The bus soon pulled out of the station and began the long journey back to Mafinga. We would have had a relaxing ride back, except that a man who had been drinking soon boarded the bus and insisted that he sit on the back bench with us. We greeted him in Swahili, and then we girls returned to conversing with each other in English. The man, speaking quite clear English, soon asked us why we were speaking English with each other. Didn't we know we were in Tanzania? Then why weren't we speaking only Swahili?? I tried to reason with him that when he was with his friends, didn't he speak Swahili with them, because that's what they all knew as a first language? And we all knew English as our first language, so we. He would hear none of it. Needless to say, we were much relieved to reach Mafinga and disembark on the next portion of our journey home. Only, had we known what that would entail, we may have been glad to remain on that bus a little longer!

A quick stop to purchase some fresh fruit at the market, and then we were ready to board the last dala-dala toward home. Or, we thought we were ready to board that dala-dala. every seat was taken and the aisle was crowded with passengers and heavy bags of grain. Where were we to fit? We soon found standing room, only to discover that we were not the last people to board this vessel! By the time the loaded vehicle pulled away from Mafinga, I counted forty-one people I could see and estimated about twenty more that were blocked from my view. (We later counted the number of seats to see what the maximum capacity of this vehicle was supposed to

be-twenty-one.) What a ride! The being-packed-like-sardines-ness didn't really bother me so much. What bothered me is that the windows of the dala-dalas do not open. I could picture us all fainting from lack of oxygen and it taking so long to extricate us from the bus that we wouldn't be able to be revived. One of the girls, poor thing, is claustrophobic. I don't know how she survived. People were sitting and standing on one another, belongings and purchases squeezed in any nook and cranny that a part of a person was not occupying. Because the floor of the aisle was packed with sacks of grain, I could not even stand upright, but had to bend my head to keep it from smacking the roof when we would hit a pothole. We travelled at the speed of a snail. It's a wonder the dala-dala could even move with that heavy of a load! Anytime we stopped, we prayed that no one else would be getting on, but someone getting off was almost as great an ordeal...


In order for someone to move through the bus to one of two doors, he or she must step on, over, or around about twenty other people. Then, if that person owned any large packages, those must also be found and passed from person-to-person until all that belonged to that person was safely off the bus. And so the story went for I-don't-know-how-many-hours! Once some seats had been vacated, I was able to actually sit down for a while. The air seemed a little more breathe-able, that few inches lower. I sat next to a lady and her baby. That made the time pass more quickly, as I was able to talk with and befriend them. Upon reaching the village of Matanana, everyone and everything was finally off the bus-except for us and our belongings.
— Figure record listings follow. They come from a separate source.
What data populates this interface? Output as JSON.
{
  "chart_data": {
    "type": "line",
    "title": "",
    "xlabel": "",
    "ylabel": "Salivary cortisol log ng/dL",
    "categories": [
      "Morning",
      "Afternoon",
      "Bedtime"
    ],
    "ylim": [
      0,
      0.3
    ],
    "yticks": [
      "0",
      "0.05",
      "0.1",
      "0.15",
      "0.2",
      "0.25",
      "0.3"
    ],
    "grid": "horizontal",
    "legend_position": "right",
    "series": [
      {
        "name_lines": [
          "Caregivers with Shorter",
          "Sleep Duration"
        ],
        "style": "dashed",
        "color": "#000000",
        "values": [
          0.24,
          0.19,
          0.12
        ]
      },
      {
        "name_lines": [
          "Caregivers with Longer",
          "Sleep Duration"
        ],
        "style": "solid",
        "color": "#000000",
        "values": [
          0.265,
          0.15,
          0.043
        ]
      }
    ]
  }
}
Matanana is the closest village to Kibidula, and is usually the last stop of the bus, but we really hoped we wouldn't have to get off there and walk the two hours back to our house. Because there were six of us girls and another lady (Mama Temboh) who were going back to Kibidula, the driver agreed to drive us the remaining distance for 500 Tsh apiece. Certainly! I was more than willing to pay thirty cents and not have to walk two hours in the dark without a flashlight! I've never been more excited to be back to our house.


We were absolutely exhausted, hungry, and travel-worn. Upon entering the house, I discovered that some little angels had visited while I was gone and had left me some beautiful bouquets of flowers and a crayon-drawn poster that read "Happy Birthday Ashley!" I was so surprisedly-delighted. And so ended the first of my birth-days.